My understanding of SVM is that it’s very similar to a logistic regression (LR), i.e. a weighted sum of features is passed to the sigmoid function to get a probability of belonging to a class, but instead of the cross-entropy (logistic) loss function, training is performed using the hinge loss. The benefit of using the hinge loss is that one can do various numerical tricks to make kernelisation more efficient. A drawback, however, is that the resulting model has less information than a corresponding LR model could have. So, for example, without kernelisation (using a linear kernel) the SVM decision boundary would still be at the same location where LR would output a probability of 0.5, BUT one cannot tell how quickly the probability of belonging to a class decays away from the decision boundary.
My two questions are:
- Is my interpretation above correct?
- How does using the hinge loss make it invalid to interpret SVM results as probabilities?

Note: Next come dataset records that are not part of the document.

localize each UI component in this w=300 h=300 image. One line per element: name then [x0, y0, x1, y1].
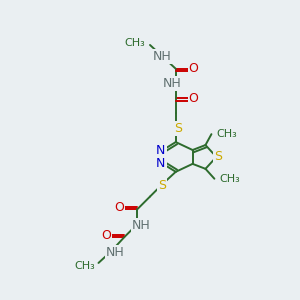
- Text: O: O: [101, 229, 111, 242]
- Text: CH₃: CH₃: [219, 174, 240, 184]
- Text: N: N: [156, 143, 166, 157]
- Text: N: N: [156, 158, 166, 170]
- Text: CH₃: CH₃: [75, 261, 95, 271]
- Text: NH: NH: [106, 245, 125, 259]
- Text: NH: NH: [132, 219, 151, 232]
- Text: CH₃: CH₃: [216, 129, 237, 139]
- Text: NH: NH: [152, 50, 171, 63]
- Text: O: O: [114, 201, 124, 214]
- Text: S: S: [158, 179, 166, 192]
- Text: S: S: [174, 122, 182, 135]
- Text: O: O: [189, 92, 199, 105]
- Text: NH: NH: [162, 77, 181, 90]
- Text: O: O: [189, 62, 199, 75]
- Text: CH₃: CH₃: [124, 38, 145, 48]
- Text: S: S: [214, 150, 222, 164]
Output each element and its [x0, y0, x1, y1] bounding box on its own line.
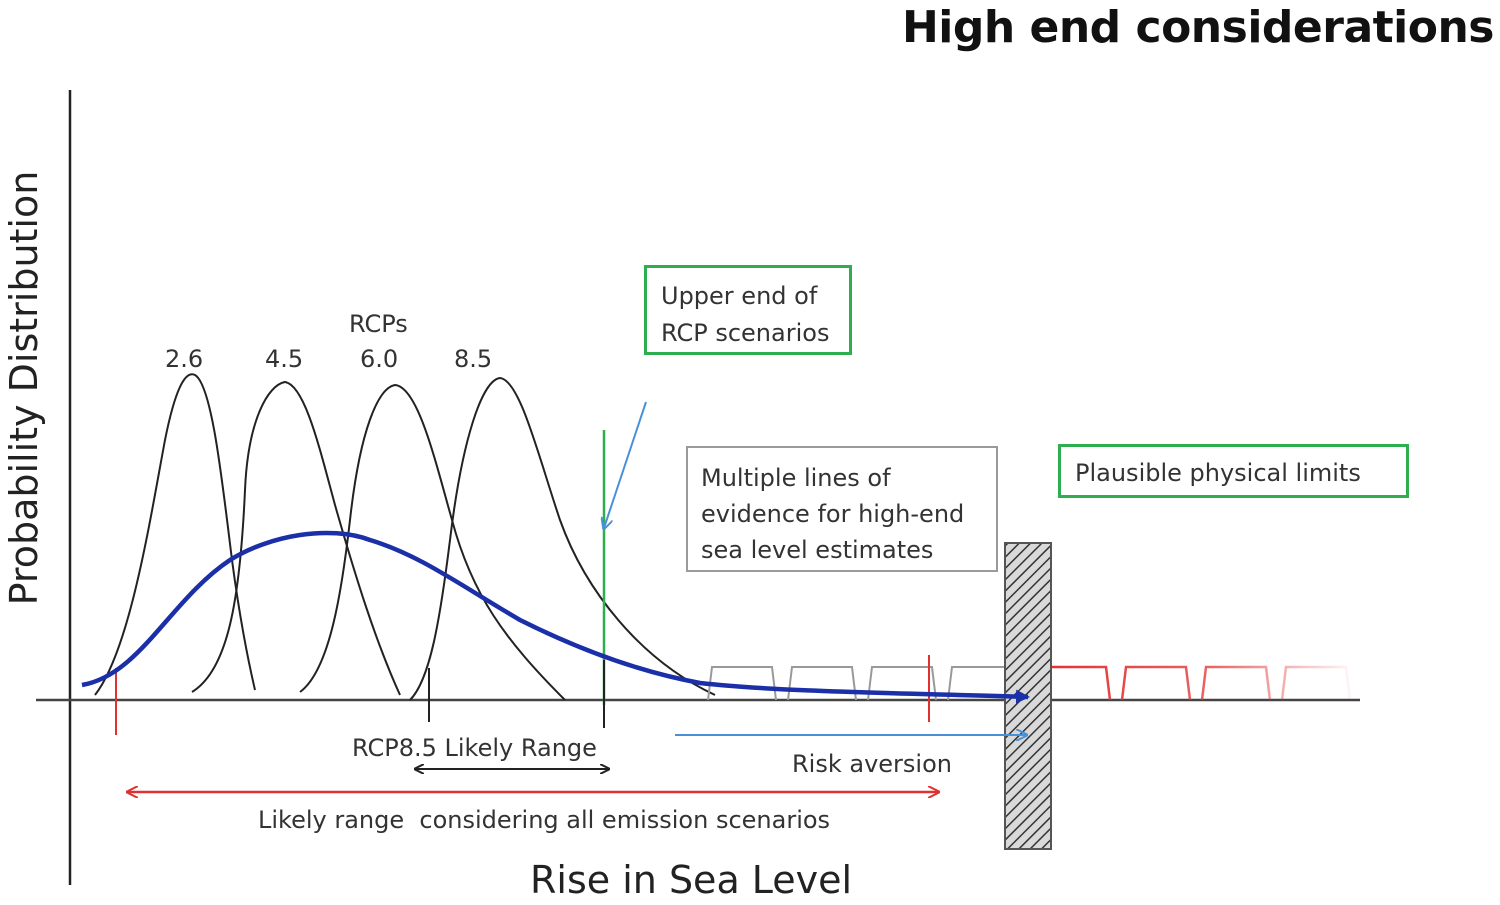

A SVM does not feed anything into a sigmoid function. It fits a separating hyperplane to the data that tries to put all data points from your training set that are of one class on one side, and all points of the other class on the other. Consequently, it assigns class based on which side your feature vector is on. More formally, if we denote the feature vector as x and the hyperplane coefficients as β and β0 the intercept, then the class assignment is y=sign(β⋅x+β0). Solving an SVM amounts to finding β,β0 which minimize the hinge loss with the greatest possible margin. Therefore, because an SVM only cares about which side of the hyperplane you are on, you cannot transform its class assignments into probabilities.
In the case of a linear SVM (no kernel), the decision boundary boundary will be similar to that of a logistic regression model, but may vary depending on the regularization strength you used to fit the SVM. Because the SVM and LR solve different optimization problems, you are not guaranteed to have identical solutions for the decision boundary.